Epiphany - a bit of a revelation!
Jan 06, 2021
Today is officially the end of the Christmas season.
Yes, I’m aware that most of us think Christmas ends on Dec 25th, but in strictly theological terms, that’s the day it STARTS!
And the ’12 Days of Christmas’ then run until today – January 6th – which is also known as the Feast of the Epiphany.
This important holy day originates in Eastern Christianity and in fact today is Christmas Day in the Eastern Orthodox churches. It’s also called ‘Old Christmas Day’. In some countries January 7th is also celebrated with a Christmas bank holiday.
Traditionally, today marks the moment when Jesus was made known to the world. If you think about it that’s where the word ‘epiphany'’ comes to us … not to get too technical but if you look up the word in the dictionary … it means ‘a moment of sudden and great revelation or realisation’.
January 6th is the day when the Magi – the Wise Men/Kings – are thought to have visited baby Jesus, the Christ Child, as related in the New Testament of the Bible in Matthew Ch 2: 1-12. Yes, I know, in the traditional Nativity we have them coming to the manger in the stable at the same time as the shepherds on the night of the baby’s birth, but this narrative tells us it might have been a bit after that.
But as those wise men (and by the way there’s nothing to tell us there were three of them – we just assume that because they brought three gifts … gold, frankincense and myrrh) represented the wider world outside of the place of his birth, the place we now call ‘The Holy Land’, it has become the time when we commemorate the ‘revelation’ or ‘appearance’ of Jesus Christ to the world, to the Gentiles or the non-Jewish populations of the world.

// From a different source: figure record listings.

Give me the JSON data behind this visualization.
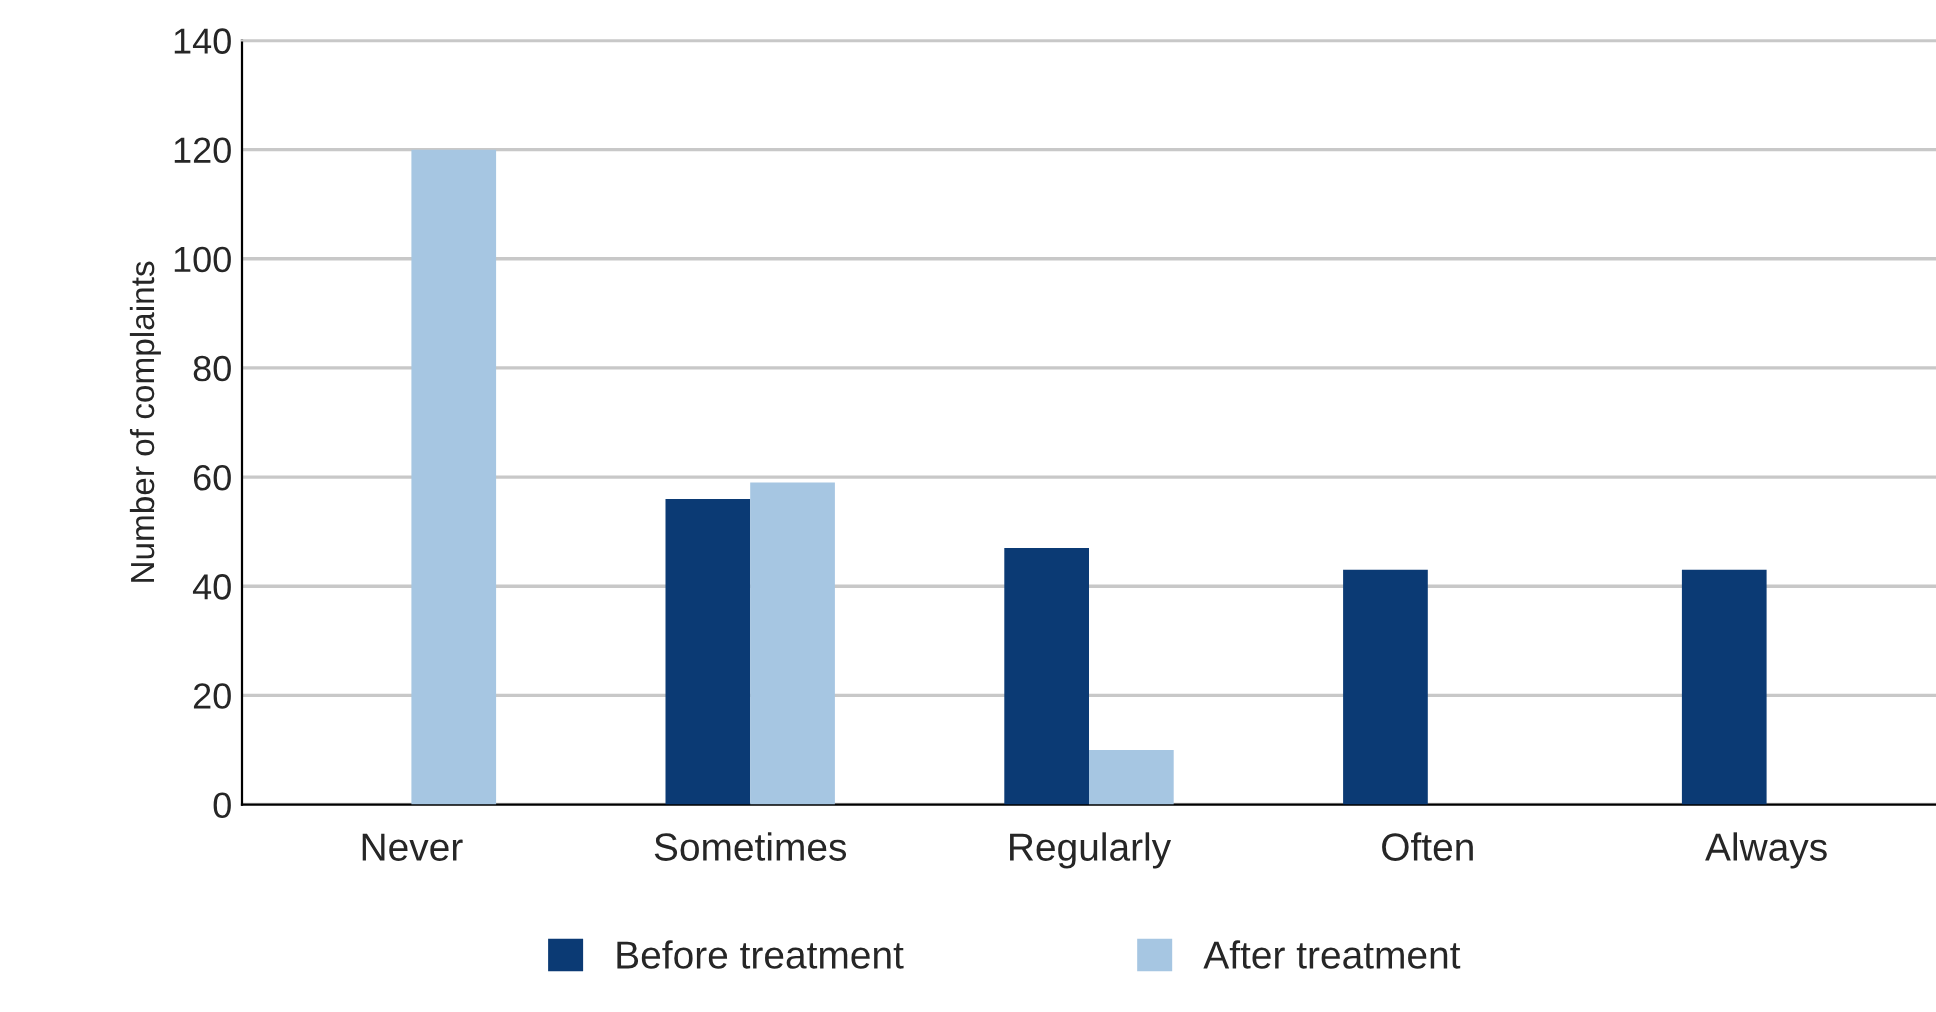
{
  "chart_data": {
    "type": "bar",
    "ylabel": "Number of complaints",
    "categories": [
      "Never",
      "Sometimes",
      "Regularly",
      "Often",
      "Always"
    ],
    "series": [
      {
        "name": "Before treatment",
        "color": "#0b3a74",
        "values": [
          null,
          56,
          47,
          43,
          43
        ]
      },
      {
        "name": "After treatment",
        "color": "#a6c6e2",
        "values": [
          120,
          59,
          10,
          null,
          null
        ]
      }
    ],
    "ylim": [
      0,
      140
    ],
    "yticks": [
      0,
      20,
      40,
      60,
      80,
      100,
      120,
      140
    ],
    "grid": "y",
    "legend": "bottom"
  }
}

Another tradition also links Epiphany with the baptism of Jesus by John the Baptist, thirty odd years after his birth, just as he was about to start his ministry. This story is shared in Matthew 3:13-17; Mark 1:9-11 and Luke 3:21-22, with Christ revealing himself to the world as God's son. Some Christian denominations also celebrate Epiphany as the commemoration of Jesus' first miracle of turning water into wine at the Wedding at Cana (John 2:1-11), an event thought to show the divinity of Christ and his divine power.
To put it simply - today, Epiphany, is a day laden with significance.
Epiphany was introduced into Western Christianity in the 4th century and these days many churches also celebrate the festival on the Sunday before January 6th – it’s called ‘Epiphany Sunday’ and soon after there is ‘Plough Monday’ but that’s perhaps a story for another time.
There are many traditions which have developed down the centuries associated with Epiphany. Today is the day when it’s thought we should take down our Christmas tree and decorations.
So that’s one of my jobs for today then!